Un autre objectif de l'IMOCA est de promouvoir les femmes navigatrices et d'augmenter le nombre de femmes skippers. Sur la Route du Rhum 2022, l'IMOCA est la catégorie la plus mixte même si elles ne sont 'que' quatre femmes au départ. Il y avait six femmes sur la ligne de départ du dernier Vendée Globe et la Classe souhaite en avoir plus à l'avenir. Marine Derrien applaudit la création de parcours féminins, sur des événements comme la Women's America's Cup et SailGP, et elle souhaite voir plus de femmes prendre le rôle de skipper en IMOCA, mais un projet entièrement féminin ne l'intéresserait pas.

"J'adorerais être plus impliquée pour aider les femmes à entrer davantage dans le sport", affirme-t-elle, "mais je ne veux pas être une fille manager d'une équipe de filles, travaillant pour une femme skipper ; je pense que la diversité et une approche mixte des équipes sont importantes."

Holly Cova pense que l'augmentation de la participation féminine dans les équipes ne peut que contribuer à attirer des navigatrices dans l’IMOCA. "Je pense que cela va amener plus de femmes skippers dans le sport. Par exemple, dans notre équipe, nous avons maintenant presque autant d’hommes que de femmes... et je ressens la même chose du côté sportif - vous pouvez rendre les choses plus accessibles aux femmes qui souhaiteraient rejoindre l'équipe", confie-t-elle.

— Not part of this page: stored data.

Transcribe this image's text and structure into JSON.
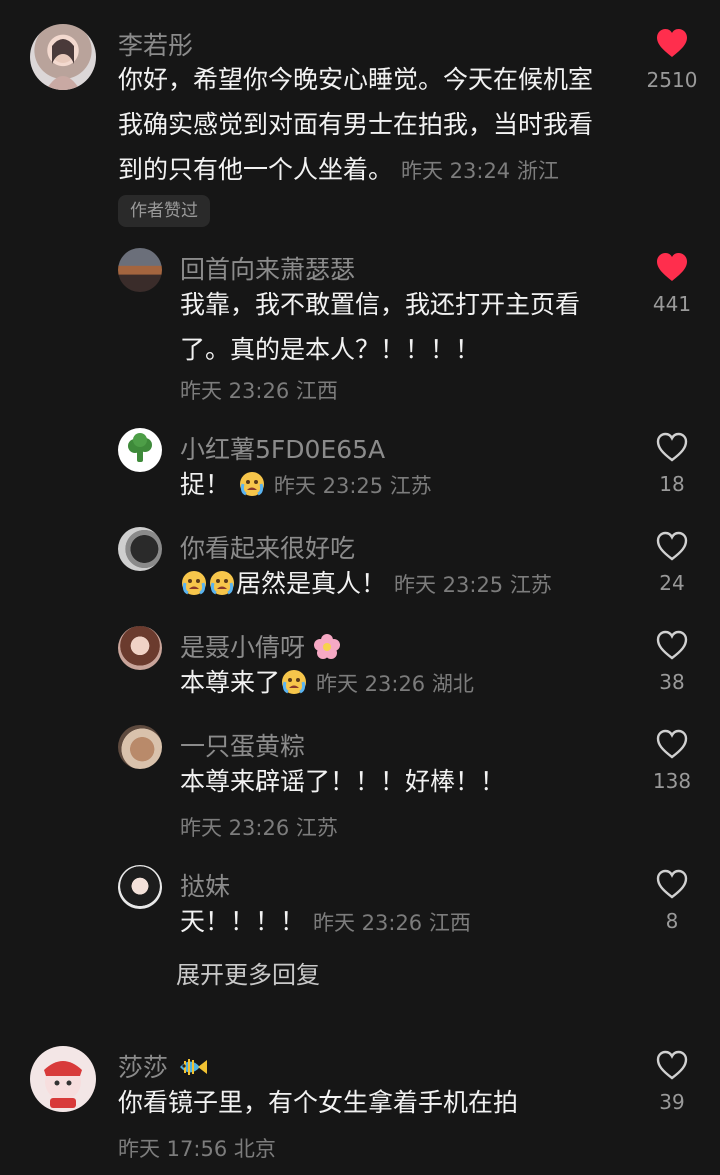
{
  "comments": [
    {
      "name": "李若彤",
      "lines": [
        "你好，希望你今晚安心睡觉。今天在候机室",
        "我确实感觉到对面有男士在拍我，当时我看",
        "到的只有他一个人坐着。"
      ],
      "time": "昨天 23:24 浙江",
      "likes": "2510",
      "badge": "作者赞过"
    },
    {
      "name": "回首向来萧瑟瑟",
      "lines": [
        "我靠，我不敢置信，我还打开主页看",
        "了。真的是本人？！！！！"
      ],
      "time": "昨天 23:26 江西",
      "likes": "441"
    },
    {
      "name": "小红薯5FD0E65A",
      "text": "捉！",
      "time": "昨天 23:25 江苏",
      "likes": "18"
    },
    {
      "name": "你看起来很好吃",
      "text": "居然是真人！",
      "time": "昨天 23:25 江苏",
      "likes": "24"
    },
    {
      "name": "是聂小倩呀",
      "text": "本尊来了",
      "time": "昨天 23:26 湖北",
      "likes": "38"
    },
    {
      "name": "一只蛋黄粽",
      "text": "本尊来辟谣了！！！好棒！！",
      "time": "昨天 23:26 江苏",
      "likes": "138"
    },
    {
      "name": "挞妹",
      "text": "天！！！！",
      "time": "昨天 23:26 江西",
      "likes": "8"
    },
    {
      "name": "莎莎",
      "text": "你看镜子里，有个女生拿着手机在拍",
      "time": "昨天 17:56 北京",
      "likes": "39"
    }
  ],
  "expand_replies": "展开更多回复",
  "colors": {
    "liked_heart": "#ff2e4d",
    "background": "#161616"
  }
}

52338311268 172638c6ab k© ©Yann Riou - polaRYSE / Oscar Copyrighted For editorial uses only. contact@polaryse.com

En ce qui concerne les qualités que les femmes apportent aux postes de direction, il est difficile de généraliser, mais Allyson Mousselon reconnaît que l'intelligence émotionnelle est un atout majeur dans une équipe. En effet, le monde de l'IMOCA est loin d'être normal : il s'agit d'envoyer des marins, seuls, en double ou en équipage, sur les mers du globe avec toutes les difficultés que cela peut engendrer.

"La grande différence entre ce poste et mon ancien travail, et c'est ce que j’aime, c'est qu'il y a beaucoup d'émotions et de sentiments dans ce rôle et c'est quelque chose que vous n'avez pas dans les entreprises dites ‘normales’,"explique-t-elle. "Si nous perdions un contrat ou si l'industrie avait une semaine de retard, nous pouvions être déçus ou notre patron pouvait être contrarié. Ici, si Alan doit abandonner une course ou s'il y a un problème technique sur le bateau, tout le monde est très impliqué. Et l'inverse est vrai quand tout va bien - s'il part en milieu de flotte et gagne au classement, c'est une source de grande satisfaction pour nous tous."

Nous avons demandé à Allyson si l'émergence d'un si grand nombre de femmes dans des rôles clés a modifié l'équilibre entre les sexes en IMOCA - la Classe est-elle encore un monde d'hommes ? "Je dirais que c'est toujours un monde d'hommes", a-t-elle répondu. "Mais il évolue dans le bon sens et je ne vois pas pourquoi il y aurait un retour en arrière".